As I stalked toward the bag, I thought about everything that had happened since last night. Jess’s carefree behavior at the club, the way she’d tirelessly flirted with me, her matter-of-fact view of the whole situation, her disappointment in me, my disappointment in me, the fact that she was fucking used to coming second when she deserved to always come first, the fact that I wanted to put her first but I couldn’t do that without fucking up all my plans for my career.

Reaching the bag, I started laying into it, the punches coming hard and fast with no sign of them ever stopping. Anger coursed through me, rising victoriously like a fucking beast. It reveled in it, harnessing its energy and using it to beat me down. I gasped for breath, but I didn’t stop. My arms burned and sweat trailed down my face, but I still slammed into it. It was all my anger, all my frustrations, all my resentment.

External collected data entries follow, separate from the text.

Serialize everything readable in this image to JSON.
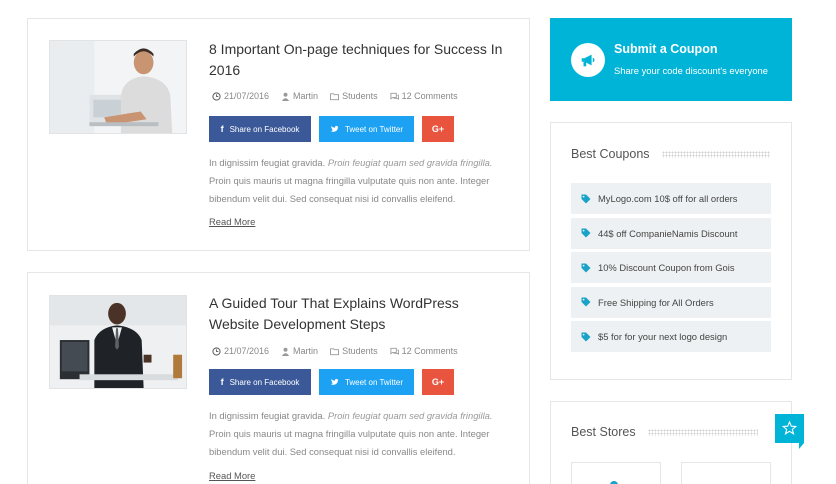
{
  "posts": [
    {
      "title": "8 Important On-page techniques for Success In 2016",
      "date": "21/07/2016",
      "author": "Martin",
      "category": "Students",
      "comments": "12 Comments",
      "share_facebook": "Share on Facebook",
      "share_twitter": "Tweet on Twitter",
      "share_google": "G+",
      "excerpt_start": "In dignissim feugiat gravida. ",
      "excerpt_italic": "Proin feugiat quam sed gravida fringilla.",
      "excerpt_end": " Proin quis mauris ut magna fringilla vulputate quis non ante. Integer bibendum velit dui. Sed consequat nisi id convallis eleifend.",
      "read_more": "Read More"
    },
    {
      "title": "A Guided Tour That Explains WordPress Website Development Steps",
      "date": "21/07/2016",
      "author": "Martin",
      "category": "Students",
      "comments": "12 Comments",
      "share_facebook": "Share on Facebook",
      "share_twitter": "Tweet on Twitter",
      "share_google": "G+",
      "excerpt_start": "In dignissim feugiat gravida. ",
      "excerpt_italic": "Proin feugiat quam sed gravida fringilla.",
      "excerpt_end": " Proin quis mauris ut magna fringilla vulputate quis non ante. Integer bibendum velit dui. Sed consequat nisi id convallis eleifend.",
      "read_more": "Read More"
    }
  ],
  "submit_coupon": {
    "title": "Submit a Coupon",
    "subtitle": "Share your code discount's everyone",
    "icon": "megaphone-icon"
  },
  "best_coupons": {
    "title": "Best Coupons",
    "items": [
      "MyLogo.com 10$ off for all orders",
      "44$ off CompanieNamis Discount",
      "10% Discount Coupon from Gois",
      "Free Shipping for All Orders",
      "$5 for for your next logo design"
    ]
  },
  "best_stores": {
    "title": "Best Stores"
  },
  "colors": {
    "accent": "#00b4d8",
    "facebook": "#3b5998",
    "twitter": "#1da1f2",
    "google": "#e9543f",
    "tag_icon": "#1aa3c8"
  }
}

After a while, I felt myself starting to break. Every muscle burned, my pulse was insanely out of control, and I was so ridiculously exhausted, I could hardly breathe. Leaving both hands resting against the bag, I dropped my forehead on top of them and tried to suck some oxygen into my lungs.

After a few minutes, Adam thrust a water bottle in front of my face and stepped back to watch me with wary eyes. “Now, talk.”

I shook my head, tossing the gloves onto the ground and gulping down some water. But I sat, and I tried to work out how to say what was wrong with me. “I fucked up,” is all I could come up with.